Podría parecer que la primera incursión de Joshua Oppenheimer en el cine de ficción (un musical distópico, situado en las profundidades de una mina de sal varios años después del fin del mundo) está muy lejos de sus dos documentales precedentes (The Act of Killing y The Act of Silence), pero hay un coherente hilo discursivo y temático que une, a despecho de las apariencias, al segundo de aquellos títulos con esta alegoría que se disfraza de musical clásico en versión mayoritariamente cantada y no coreografiada: la idea de que la Historia la escriben los vencedores; en este caso, el magnate (Michael Shanon) que –encerrado con su familia en un bunker subterráneo– trata de embellecer y de diluir sus responsabilidades en la catástrofe climática que ha acabado con la vida en la superficie de la Tierra.

Un búnker en el que su esposa acumula obras de arte, en el que de vez en cuando se ensaya la emergencia de una posible intrusión de la atmósfera exterior, y en el que todos tratan de olvidar su pasado.
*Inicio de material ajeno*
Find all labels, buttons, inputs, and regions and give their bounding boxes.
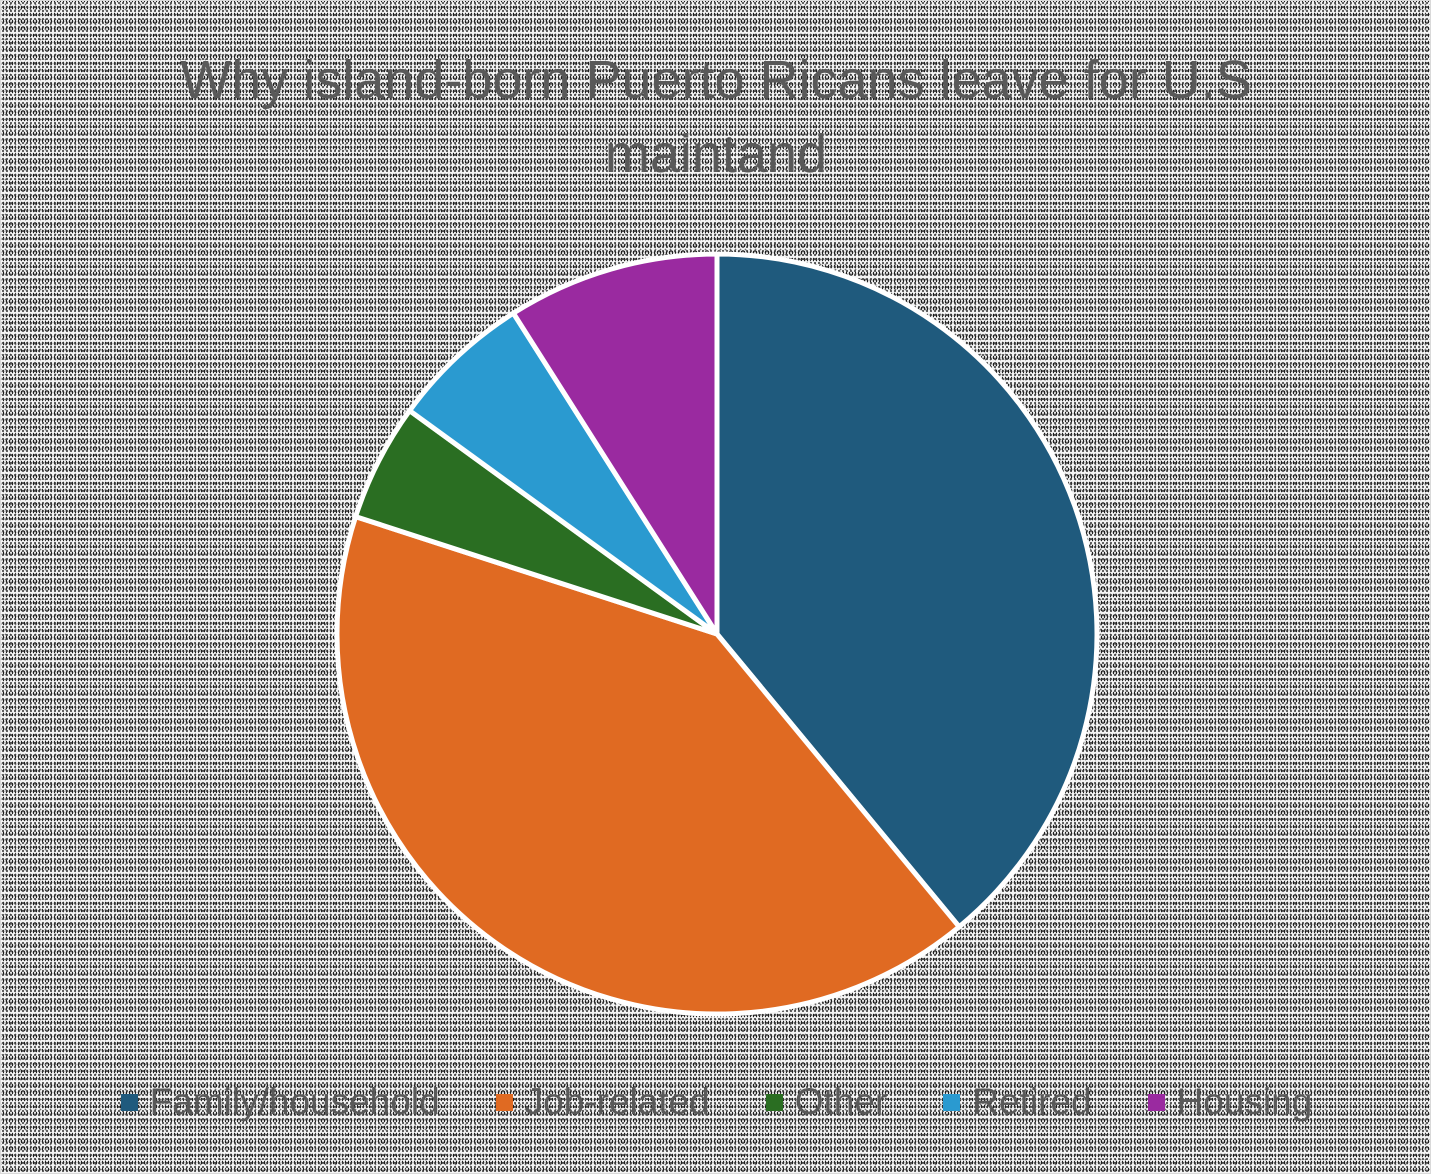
legend-item-family-household: Family/household [120, 1081, 440, 1123]
pie-slice-retired [407, 310, 720, 637]
legend-label-family-household: Family/household [149, 1081, 440, 1122]
legend-label-housing: Housing [1176, 1081, 1313, 1122]
chart-legend: Family/household Job-related Other Retired H… [1, 1081, 1431, 1123]
legend-item-other: Other [765, 1081, 888, 1123]
legend-item-retired: Retired [943, 1081, 1092, 1123]
legend-label-other: Other [794, 1081, 888, 1122]
pie-slice-family-household [714, 251, 1100, 930]
legend-label-job-related: Job-related [524, 1081, 710, 1122]
legend-swatch-retired [943, 1093, 961, 1111]
legend-item-job-related: Job-related [495, 1081, 710, 1123]
chart-title: Why island-born Puerto Ricans leave for … [180, 50, 1252, 184]
legend-swatch-family-household [120, 1093, 138, 1111]
legend-swatch-other [765, 1093, 783, 1111]
legend-swatch-housing [1147, 1093, 1165, 1111]
legend-label-retired: Retired [972, 1081, 1092, 1122]
pie-slice-job-related [334, 514, 962, 1017]
legend-item-housing: Housing [1147, 1081, 1313, 1123]
legend-swatch-job-related [495, 1093, 513, 1111]
pie-slice-housing [510, 251, 720, 637]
Los cuadros que llenan literalmente todas las paredes (del impresionismo francés al paisajismo romántico norteamericano) y las canciones que se intercalan en el relato se convierten ambas en el vehículo de una ensoñación: el refugio en un feliz pretérito (¿el musical clásico de Hollywood?) o en una representación idealizada (las pinturas) cuando la debacle ya es irremediable y cuando todos –incluida la joven negra que llega al búnker huyendo del horror– arrastran algún tipo de culpabilidad. La fábula acaba por generar un musical sombrío y pesimista, mucho más lúcido de lo que su engañosa superficie podría dar a entender. Su propuesta formal y conceptual es de una audacia casi suicida (también por su metraje: dos horas y media), pero simultáneamente valiente y arriesgada.